Король, стоя, отвечает на приветствие гостей и спрашивает, что привело их в этот дом, затерянный в одном из дальних кварталов Миллиард-Сити.

Четверо музыкантов с любопытством смотрят на бывшего короля, который держится с таким достоинством. У него почти еще черные брови, живые глаза и внимательный взгляд ученого. Широкая седая шелковистая борода падает на грудь. Серьезное выражение лица, невольно вызывающего симпатию, смягчено ласковой улыбкой.

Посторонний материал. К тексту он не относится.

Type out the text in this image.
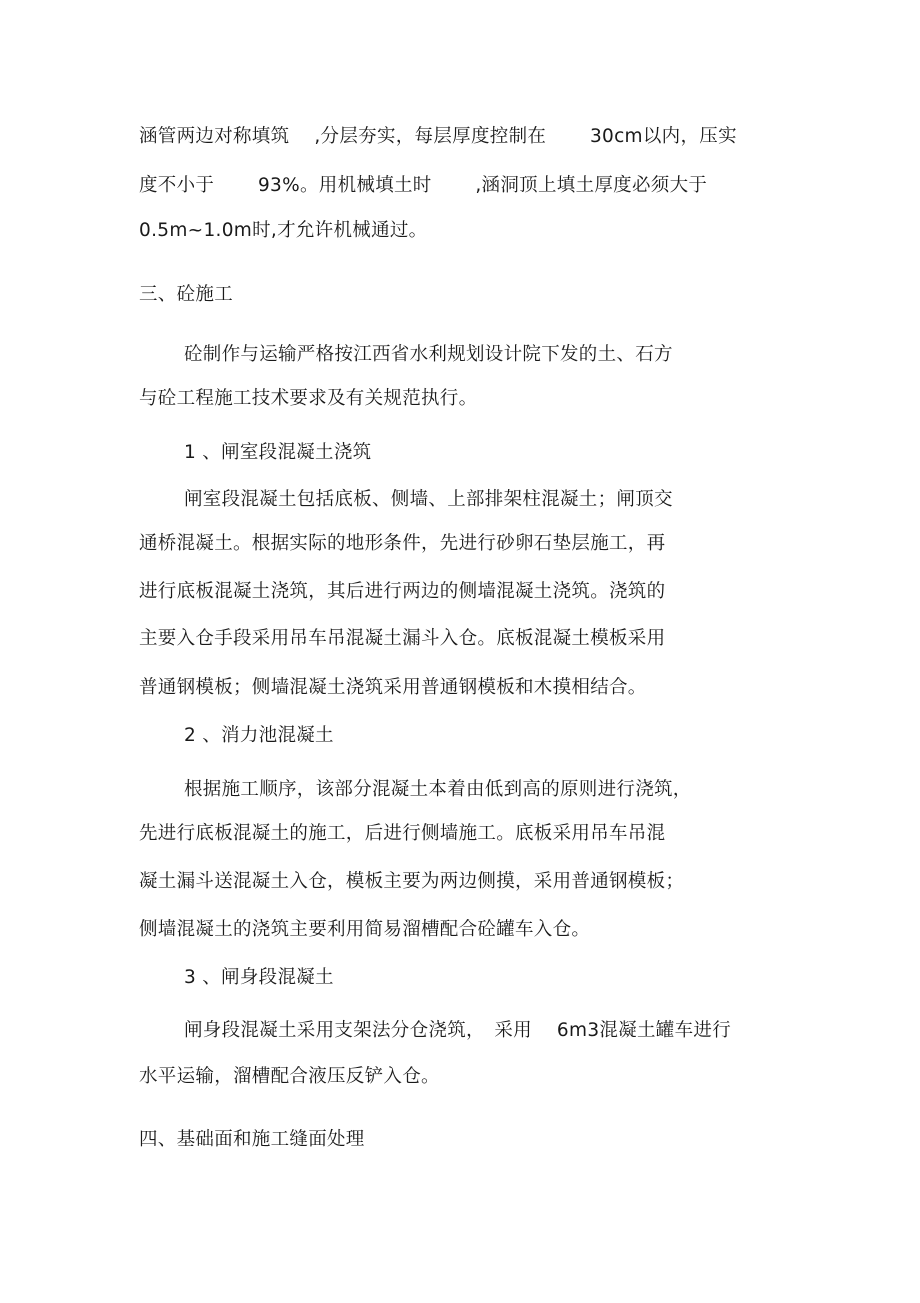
涵管两边对称填筑　 ,分层夯实，每层厚度控制在　　 30cm以内，压实
度不小于　　 93%。用机械填土时　　 ,涵洞顶上填土厚度必须大于
0.5m~1.0m时,才允许机械通过。
三、砼施工
砼制作与运输严格按江西省水利规划设计院下发的土、石方
与砼工程施工技术要求及有关规范执行。
1 、闸室段混凝土浇筑
闸室段混凝土包括底板、侧墙、上部排架柱混凝土；闸顶交
通桥混凝土。根据实际的地形条件，先进行砂卵石垫层施工，再
进行底板混凝土浇筑，其后进行两边的侧墙混凝土浇筑。浇筑的
主要入仓手段采用吊车吊混凝土漏斗入仓。底板混凝土模板采用
普通钢模板；侧墙混凝土浇筑采用普通钢模板和木摸相结合。
2 、消力池混凝土
根据施工顺序，该部分混凝土本着由低到高的原则进行浇筑，
先进行底板混凝土的施工，后进行侧墙施工。底板采用吊车吊混
凝土漏斗送混凝土入仓，模板主要为两边侧摸，采用普通钢模板；
侧墙混凝土的浇筑主要利用简易溜槽配合砼罐车入仓。
3 、闸身段混凝土
闸身段混凝土采用支架法分仓浇筑，　采用　 6m3混凝土罐车进行
水平运输，溜槽配合液压反铲入仓。
四、基础面和施工缝面处理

Фрасколен заговорил немного дрожащим голосом:

— Благодарим, ваше величество, за то, что вы соблаговолили принять музыкантов, которым очень хотелось засвидетельствовать вам свое уважение.

— Мы с королевой благодарим вас, господа, и тронуты вашим посещением, — отвечает король Малекарлии. — На этот остров, где мы надеемся скоротать остаток бурной жизни, вы приносите с собою свежий воздух Франции. Как не знать вас человеку, хотя и погруженному в научные занятия, но страстному любителю музыки — искусства, которому вы обязаны своей славой в артистическом мире Европы и Америки. В рукоплескания, приветствовавшие Концертный квартет на Стандарт-Айленде, и мы вносили свою долю — правда, несколько издалека. И нам жаль, что мы слушали вас не так, как надо вас слушать.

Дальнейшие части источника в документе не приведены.